The ship was Khalian. Her vertical stabilizer, extended for atmosphere travel, bore the red hen-scratches that the Weasels used for writing.

“Now!” Kowacs ordered. The three Marines tucked out of the pancake posture they’d used to slow their descent, letting the ground rush up at a hell of a clip. They sailed over a metal-roofed building and hit rolling, short of a second structure—warehouses or something similar, windowless and austere.

Bradley’s line still had enough of a charge to splutter angrily when it dragged the roof and grounded.

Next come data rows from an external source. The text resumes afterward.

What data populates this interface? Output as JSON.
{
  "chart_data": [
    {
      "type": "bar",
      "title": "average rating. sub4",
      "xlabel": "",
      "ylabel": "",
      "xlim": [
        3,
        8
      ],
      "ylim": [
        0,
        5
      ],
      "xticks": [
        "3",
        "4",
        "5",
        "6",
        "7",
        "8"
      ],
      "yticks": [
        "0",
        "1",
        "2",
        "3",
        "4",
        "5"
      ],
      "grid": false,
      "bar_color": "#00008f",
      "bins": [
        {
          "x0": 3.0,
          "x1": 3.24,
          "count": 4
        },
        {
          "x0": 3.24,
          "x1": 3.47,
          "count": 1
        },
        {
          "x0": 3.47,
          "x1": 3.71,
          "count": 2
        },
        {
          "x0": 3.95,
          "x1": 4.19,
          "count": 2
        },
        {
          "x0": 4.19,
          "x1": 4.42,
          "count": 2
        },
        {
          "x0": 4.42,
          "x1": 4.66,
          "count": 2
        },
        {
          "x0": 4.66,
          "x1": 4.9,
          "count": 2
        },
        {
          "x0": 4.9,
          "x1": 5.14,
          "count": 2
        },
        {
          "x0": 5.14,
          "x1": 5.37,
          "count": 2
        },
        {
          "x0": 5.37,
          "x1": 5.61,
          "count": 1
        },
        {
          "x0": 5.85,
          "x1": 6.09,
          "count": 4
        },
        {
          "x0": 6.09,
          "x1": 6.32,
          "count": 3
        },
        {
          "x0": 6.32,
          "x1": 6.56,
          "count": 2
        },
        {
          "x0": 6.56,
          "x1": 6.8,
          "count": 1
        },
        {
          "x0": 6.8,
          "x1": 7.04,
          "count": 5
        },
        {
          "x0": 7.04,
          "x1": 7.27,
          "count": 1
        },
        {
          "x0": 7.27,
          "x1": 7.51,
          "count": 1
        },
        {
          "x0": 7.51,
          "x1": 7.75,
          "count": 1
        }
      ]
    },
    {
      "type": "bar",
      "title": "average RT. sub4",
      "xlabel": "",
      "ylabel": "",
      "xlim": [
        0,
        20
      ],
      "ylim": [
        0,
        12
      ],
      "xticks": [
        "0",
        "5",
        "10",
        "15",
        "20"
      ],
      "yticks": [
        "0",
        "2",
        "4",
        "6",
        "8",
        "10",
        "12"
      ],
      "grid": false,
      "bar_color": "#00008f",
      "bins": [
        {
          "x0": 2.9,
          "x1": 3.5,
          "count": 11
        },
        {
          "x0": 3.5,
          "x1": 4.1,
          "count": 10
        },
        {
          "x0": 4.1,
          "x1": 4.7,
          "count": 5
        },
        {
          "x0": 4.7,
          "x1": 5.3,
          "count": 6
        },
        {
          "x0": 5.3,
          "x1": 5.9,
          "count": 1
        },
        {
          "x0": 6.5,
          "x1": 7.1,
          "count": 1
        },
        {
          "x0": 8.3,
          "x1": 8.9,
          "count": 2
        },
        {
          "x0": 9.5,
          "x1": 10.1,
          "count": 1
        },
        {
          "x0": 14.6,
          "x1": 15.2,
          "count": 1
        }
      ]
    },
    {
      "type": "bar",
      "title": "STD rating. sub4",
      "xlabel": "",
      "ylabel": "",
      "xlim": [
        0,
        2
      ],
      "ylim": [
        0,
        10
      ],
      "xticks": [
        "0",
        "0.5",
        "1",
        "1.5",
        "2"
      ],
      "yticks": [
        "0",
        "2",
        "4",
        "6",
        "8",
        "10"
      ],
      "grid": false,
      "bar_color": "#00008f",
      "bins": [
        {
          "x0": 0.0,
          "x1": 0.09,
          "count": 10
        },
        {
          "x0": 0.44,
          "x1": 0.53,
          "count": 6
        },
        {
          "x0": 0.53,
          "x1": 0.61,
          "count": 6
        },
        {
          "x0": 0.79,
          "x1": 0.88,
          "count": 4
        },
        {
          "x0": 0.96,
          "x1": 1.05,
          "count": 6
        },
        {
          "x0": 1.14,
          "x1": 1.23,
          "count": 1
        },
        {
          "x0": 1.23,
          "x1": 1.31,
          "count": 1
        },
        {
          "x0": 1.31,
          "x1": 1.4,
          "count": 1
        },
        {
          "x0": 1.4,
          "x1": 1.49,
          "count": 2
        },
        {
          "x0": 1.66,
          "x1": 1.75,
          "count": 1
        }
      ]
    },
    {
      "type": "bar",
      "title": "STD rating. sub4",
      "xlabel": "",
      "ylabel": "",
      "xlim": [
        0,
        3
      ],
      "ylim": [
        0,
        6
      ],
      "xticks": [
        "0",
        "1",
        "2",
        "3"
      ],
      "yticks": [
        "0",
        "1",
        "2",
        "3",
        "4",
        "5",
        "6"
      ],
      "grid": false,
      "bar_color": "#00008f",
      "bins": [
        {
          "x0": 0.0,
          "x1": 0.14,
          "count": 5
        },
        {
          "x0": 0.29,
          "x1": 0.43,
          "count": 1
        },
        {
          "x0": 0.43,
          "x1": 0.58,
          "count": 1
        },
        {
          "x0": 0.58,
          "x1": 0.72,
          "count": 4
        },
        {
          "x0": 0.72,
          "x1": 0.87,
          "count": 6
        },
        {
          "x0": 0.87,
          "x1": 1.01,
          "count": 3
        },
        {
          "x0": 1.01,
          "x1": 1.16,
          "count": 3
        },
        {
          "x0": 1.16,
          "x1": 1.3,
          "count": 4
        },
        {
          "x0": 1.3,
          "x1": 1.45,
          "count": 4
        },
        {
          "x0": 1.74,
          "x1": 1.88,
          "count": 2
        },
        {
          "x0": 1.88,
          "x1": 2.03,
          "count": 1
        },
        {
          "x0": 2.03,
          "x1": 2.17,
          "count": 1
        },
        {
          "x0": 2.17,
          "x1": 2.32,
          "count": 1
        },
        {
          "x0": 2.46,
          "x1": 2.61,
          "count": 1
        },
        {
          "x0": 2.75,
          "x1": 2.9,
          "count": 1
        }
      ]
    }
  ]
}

Sienkiewicz was thirty kilos heavier than the field first, even without the weight of her plasma gun and the other non-standard gear she insisted on adding to her personal load. Her line popped only a single violet spark before it went dead.

Close. Real fucking close.

And it wasn’t over yet.

Kowacs had been as prepared as you could be to hit the ground faster than humans were intended, but Bradley had released his right hand a fraction later than Sienkiewicz had dropped his left.

Kowacs twisted, hit on his left heel, and caromed like a ground-looping airplane instead of doing a neat tuck-and-roll as he’d intended. His left knee smashed him in the chest, his backpack and helmet slammed the ground—and when he caught himself, his rifle sprang back on its elastic sling to rap his hip and faceshield.

Pain made his eyes flash with tears. His hands, now freed, gripped and aimed the automatic rifle.

Pain didn’t matter. He was alive, and there were Weasels to kill.

“Helmet,” Kowacs said, “translate Khalian,” enabling the program against the chance he’d hear barked orders soon.

“Clear this way,” whispered Bradley, pointing his shotgun toward one end of the five-meter alley between warehouses in which they’d landed. He spoke over Band 3 of the radio, reserved for internal command-group discussion. The low-power transmission permitted the three of them to coordinate without trying to shout over the ambient noise.

Which, now that they were down with no wind-rush to blur other racket, seemed considerable.

“Clear mine,” echoed Sienkiewicz, covering the opposite direction with her rifle while they waited for their captain to get his bearings.

“Are there doors to these places?” Kowacs asked, pretending he didn’t feel a jabbing from his ankle up his left shin—and praying it’d go away in another couple steps. He slouched past Bradley to a back corner. The two males curved around the warehouses in opposite directions, like the hooks of a grapnel, while Sienkiewicz covered their backs.

In the other direction, the starship’s lift jets snarled and blew fragments of baked sod into the air. A siren, perhaps mounted on the vehicle the Marines had seen arriving, wound down with a querulous note of it own.

The buildings backed up to the perimeter fence. None of the inhabitants had interest to spare from the ship that had just landed in the center of the compound.

“No door here,” Bradley reported from the back of his building. He spoke with a rising inflection, nervous or just quivering with adrenalin looking for a chance to kill or run.

“We’ll go this way,” Kowacs muttered to his team as his left hand switched on the forty-centimeter cutting blade he’d unslung in anticipation. The unloaded whine changed to a howl of pure delight as its diamond teeth sliced into the corrugated metal wall of the building.